En su discurso de despedida Jesús oraba así al Padre: «No ruego sólo por éstos, sino también por aquellos que, por medio de su palabra, creerán en mí, para que todos sean uno. Como tú, Padre, en mí y yo en ti, que ellos también sean uno en nosotros, para que el mundo crea que tú me has enviado. Yo les he dado la gloria que tú me diste, para que sean uno como nosotros somos uno: » (Jn 17, 20-22).

El Concilio Vaticano II comentó este pasaje resaltando el carácter comunitario de la vocación humana según el Plan de Dios: «Más aún; cuando Cristo nuestro Señor ruega al Padre que todos sean «uno»… como nosotros también somos «uno» (Jn 17, 21-22), descubre horizontes superiores a la razón humana, porque insinúa una cierta semejanza entre la unión de las personas divinas y la unión de los hijos de Dios en la verdad y en la caridad. Esta semejanza pone de manifiesto cómo el hombre, que es en la tierra la única criatura que Dios ha querido por sí misma, no pueda encontrarse plenamente a sí mismo sino por la sincera entrega de sí mismo» (Gaudium et Spes, 24).

Una palabra del Santo Padre:

«Hoy es Domingo de la Santísima Trinidad. La luz del tiempo pascual y de Pentecostés renueva cada año en nosotros la alegría y el asombro de la fe: reconocemos que Dios no es algo vago, nuestro Dios no es un Dios spray, es concreto, no es abstracto, sino que tiene una nombre: «Dios es amor». No es un amor sentimental, emocional, sino el amor del Padre, que es la fuente de toda la vida, el amor del Hijo que muere en la cruz y resucita, el amor del Espíritu, que renueva al hombre y al mundo. Y pensar que Dios es amor, nos hace bien, porque nos enseña a amar, a entregarnos a los demás como Jesús mismo se dio por nosotros y camina con nosotros. Y Jesús camina con nosotros en el camino de la vida.

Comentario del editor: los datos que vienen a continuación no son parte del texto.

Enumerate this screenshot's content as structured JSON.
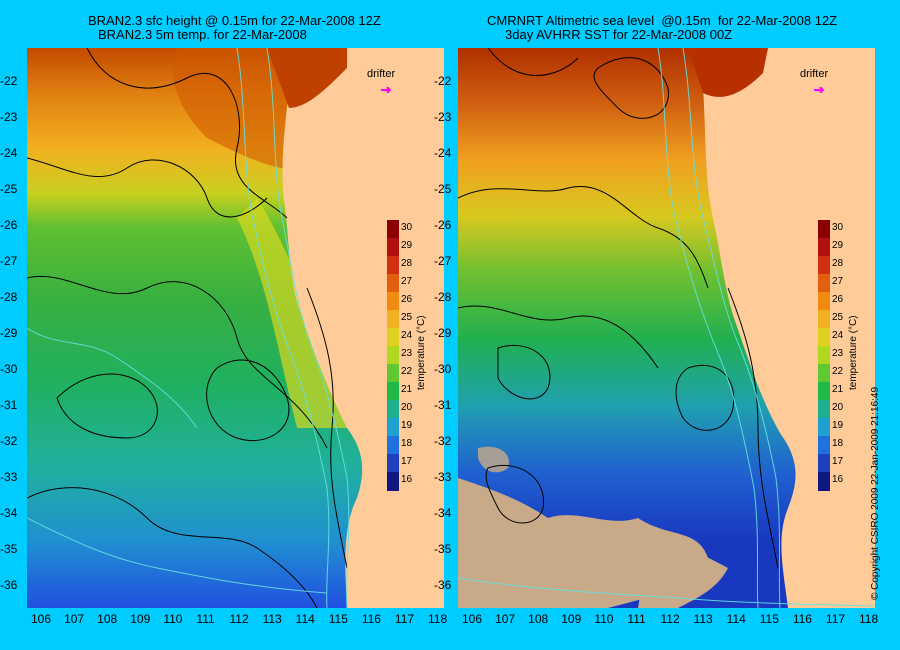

La Santísima Trinidad no es el producto de razonamientos humanos, es el rostro con el que Dios se ha revelado a sí mismo, no desde lo alto de un trono, sino caminando con la humanidad. Es Jesús quien nos ha revelado al Padre y quien nos ha prometido el Espíritu Santo. Dios ha caminado con su pueblo en la historia del pueblo de Israel y Jesús caminó siempre con nosotros y nos prometió el Espíritu Santo, que es fuego, que nos enseña todo lo que no sabemos, que nos guía en nuestro interior, que nos da buenas ideas y buenas inspiraciones.

Hoy alabamos a Dios, no por un misterio particular, sino por Sí mismo, «por su inmensa gloria», como dice el himno litúrgico. Lo alabamos y le damos las gracias porque Él es Amor, y porque nos llama a entrar en el abrazo de su comunión, que es la vida eterna.

Encomendemos nuestra alabanza a las manos de la Virgen María. Ella, la más humilde de las criaturas, gracias a Cristo ya ha alcanzado la meta de la peregrinación en la tierra: ya está en la gloria de la Trinidad. Por esto María, nuestra Madre, la Virgen, resplandece por nosotros como signo seguro de esperanza. Es la madre de la esperanza, en nuestro camino, en nuestra vida es la madre de la esperanza, es la madre la que nos consuela también, la madre de la consolación y la madre que nos acompaña en el viaje. Ahora recemos a la Virgen todos juntos, nuestra madre, que nos acompaña en el camino».

Papa Francisco. Ángelus 23 de mayo 2013

Vivamos nuestro Domingo a lo largo de la semana.

1. Dios quiere que nos salvemos y que tengamos vida eterna. Por eso debemos conocerle para poder creer en Él. ¿Por qué no dedicamos cinco minutos al día para leer un pasaje de la Biblia? ¿Será tan difícil hacerlo? Tenemos a nuestro alcance algo realmente valioso…

2. San Pablo nos invita a «sed perfectos; animaos; tened un mismo sentir; vivid en paz, y el Dios de la caridad y de la paz estará con vosotros». ¿En mi familia, cómo vivo la paz y la armonía?

3. Leamos en el Catecismo de la Iglesia Católica los numerales: 238- 260.